Tell them to triple check when the go around transcribing from Latin texts. Or else go to the Chadwyck-Healey digitized Migne’s Patrologia and cut and paste to avoid typos.
>> But I never advanced an apostles cannot be married thesis. Whatever gave you the impression that I said that?
The following quote gave that impression ...
— “Something about the apostles role precludes the normal cares and concerns of marriage”

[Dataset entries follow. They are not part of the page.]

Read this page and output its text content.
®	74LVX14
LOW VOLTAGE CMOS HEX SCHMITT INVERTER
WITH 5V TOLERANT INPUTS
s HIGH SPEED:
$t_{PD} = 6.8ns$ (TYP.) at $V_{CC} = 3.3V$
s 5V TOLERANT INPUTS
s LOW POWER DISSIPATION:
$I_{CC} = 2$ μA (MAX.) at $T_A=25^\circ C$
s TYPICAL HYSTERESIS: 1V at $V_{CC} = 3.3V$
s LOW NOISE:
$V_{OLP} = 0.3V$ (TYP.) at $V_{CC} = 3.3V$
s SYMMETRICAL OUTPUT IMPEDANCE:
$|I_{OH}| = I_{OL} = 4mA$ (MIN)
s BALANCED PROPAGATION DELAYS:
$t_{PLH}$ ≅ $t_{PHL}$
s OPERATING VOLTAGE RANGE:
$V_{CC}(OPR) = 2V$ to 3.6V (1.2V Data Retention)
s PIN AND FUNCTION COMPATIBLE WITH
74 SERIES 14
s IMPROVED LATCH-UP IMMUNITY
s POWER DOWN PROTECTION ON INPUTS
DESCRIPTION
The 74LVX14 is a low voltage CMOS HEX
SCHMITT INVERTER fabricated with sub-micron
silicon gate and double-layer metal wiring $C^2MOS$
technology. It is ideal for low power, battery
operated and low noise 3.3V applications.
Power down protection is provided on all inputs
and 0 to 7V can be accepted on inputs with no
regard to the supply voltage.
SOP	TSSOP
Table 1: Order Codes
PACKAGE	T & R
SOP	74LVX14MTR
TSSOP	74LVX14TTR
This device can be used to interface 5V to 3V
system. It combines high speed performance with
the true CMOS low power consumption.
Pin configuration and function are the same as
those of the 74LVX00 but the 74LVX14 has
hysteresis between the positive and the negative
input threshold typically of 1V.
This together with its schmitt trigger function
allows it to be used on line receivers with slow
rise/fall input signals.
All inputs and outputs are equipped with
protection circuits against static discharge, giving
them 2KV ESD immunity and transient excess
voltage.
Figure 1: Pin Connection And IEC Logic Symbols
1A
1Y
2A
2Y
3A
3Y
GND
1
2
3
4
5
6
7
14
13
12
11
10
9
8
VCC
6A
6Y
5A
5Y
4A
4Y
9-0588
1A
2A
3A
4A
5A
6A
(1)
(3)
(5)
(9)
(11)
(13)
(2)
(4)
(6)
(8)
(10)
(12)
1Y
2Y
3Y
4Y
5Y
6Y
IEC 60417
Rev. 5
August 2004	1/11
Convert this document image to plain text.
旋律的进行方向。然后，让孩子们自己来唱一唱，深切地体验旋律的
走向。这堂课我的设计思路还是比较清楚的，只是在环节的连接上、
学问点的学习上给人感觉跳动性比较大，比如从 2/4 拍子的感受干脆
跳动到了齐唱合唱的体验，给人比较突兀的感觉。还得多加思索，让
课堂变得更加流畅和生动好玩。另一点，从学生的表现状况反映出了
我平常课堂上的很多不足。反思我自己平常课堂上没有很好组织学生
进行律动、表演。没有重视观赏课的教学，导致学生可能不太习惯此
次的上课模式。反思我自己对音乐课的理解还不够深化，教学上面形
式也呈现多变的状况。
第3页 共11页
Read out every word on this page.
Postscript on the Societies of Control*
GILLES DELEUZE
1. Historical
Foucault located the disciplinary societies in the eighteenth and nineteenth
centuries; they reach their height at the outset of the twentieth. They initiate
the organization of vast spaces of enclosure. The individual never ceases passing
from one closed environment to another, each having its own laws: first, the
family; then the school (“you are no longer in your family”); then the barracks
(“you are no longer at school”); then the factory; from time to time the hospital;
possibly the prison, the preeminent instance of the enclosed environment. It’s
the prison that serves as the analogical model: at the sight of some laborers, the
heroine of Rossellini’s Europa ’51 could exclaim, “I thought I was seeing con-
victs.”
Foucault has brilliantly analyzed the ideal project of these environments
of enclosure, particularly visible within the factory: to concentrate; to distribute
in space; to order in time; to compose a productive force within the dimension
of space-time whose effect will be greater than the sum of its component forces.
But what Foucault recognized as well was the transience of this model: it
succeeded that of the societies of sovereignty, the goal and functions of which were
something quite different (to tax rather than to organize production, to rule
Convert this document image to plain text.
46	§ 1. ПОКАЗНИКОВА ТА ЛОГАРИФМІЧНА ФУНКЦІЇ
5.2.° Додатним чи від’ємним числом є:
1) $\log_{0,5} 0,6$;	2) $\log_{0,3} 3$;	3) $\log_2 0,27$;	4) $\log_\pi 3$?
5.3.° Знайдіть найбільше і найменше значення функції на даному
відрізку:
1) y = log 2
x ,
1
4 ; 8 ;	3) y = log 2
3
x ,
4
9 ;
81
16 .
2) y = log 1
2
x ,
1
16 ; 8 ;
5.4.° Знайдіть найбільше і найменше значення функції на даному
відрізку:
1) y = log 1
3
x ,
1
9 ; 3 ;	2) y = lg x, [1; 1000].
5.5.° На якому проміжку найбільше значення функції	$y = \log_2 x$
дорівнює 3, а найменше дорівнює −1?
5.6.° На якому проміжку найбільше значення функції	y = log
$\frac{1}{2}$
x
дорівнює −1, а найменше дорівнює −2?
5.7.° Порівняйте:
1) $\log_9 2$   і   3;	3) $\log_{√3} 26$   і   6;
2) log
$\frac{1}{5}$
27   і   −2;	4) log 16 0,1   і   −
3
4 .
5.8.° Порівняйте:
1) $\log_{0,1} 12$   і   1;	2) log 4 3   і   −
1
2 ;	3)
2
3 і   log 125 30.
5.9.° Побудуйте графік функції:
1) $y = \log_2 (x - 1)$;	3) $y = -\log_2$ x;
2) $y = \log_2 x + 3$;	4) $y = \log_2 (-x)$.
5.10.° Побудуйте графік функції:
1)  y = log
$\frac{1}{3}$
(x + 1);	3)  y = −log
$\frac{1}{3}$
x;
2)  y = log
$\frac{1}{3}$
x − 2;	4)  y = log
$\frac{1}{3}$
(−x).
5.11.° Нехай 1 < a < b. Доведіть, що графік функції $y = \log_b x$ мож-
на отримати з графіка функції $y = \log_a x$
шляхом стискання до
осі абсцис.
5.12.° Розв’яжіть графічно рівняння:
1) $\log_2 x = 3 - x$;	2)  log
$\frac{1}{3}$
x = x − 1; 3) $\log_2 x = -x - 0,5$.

“Preclude” and “cannot” are synonyms. Peter was married, and thus was not precluded from the normal cares and concerns of marriage by his role as apostle. If you would argue that Peter was, in fact, not married or was chaste during his role as apostle — fine, though I see no justification for that belief aside from conjecture.
I am aware that the Catholic church has required chastity in the past — I am arguing whether that requirement is justifiable. For priest, bishops, etc. that are married before their ordainment, I believe the requirement of chastity is wrong (even by mutual consent). For those that are not married at the time of ordination, I think chastity/ celibacy is laudable and fine-by-me, but I see no justification for making it mandatory.
SnakeDoc
That URL can’t be RnMomof7’s source for “Gregory says all sexual desire is sinful” because our good friend Ian Paisley doesn’t say that there, at least as far as I can see. Ian’s upset that Gregory and the Church Fathers identified Mary of Bethany with the “loose woman” anointing his feet with the woman from whom Jesus cast out seven devils. Fine, one can reject that on exegetical grounds.
But Gregory doesn’t say all sexual desire is sinful. Someone else must have said that and then referred to Paisley’s site for references to the homily? The hack authority who said Gregory said all sexual desire is sinful must have read those snippets from that homily on Paisley’s site and read into it the claim that Gregory was saying all sexual desire is sinful. To read the snippets that way take more than an average dose of incomprehension.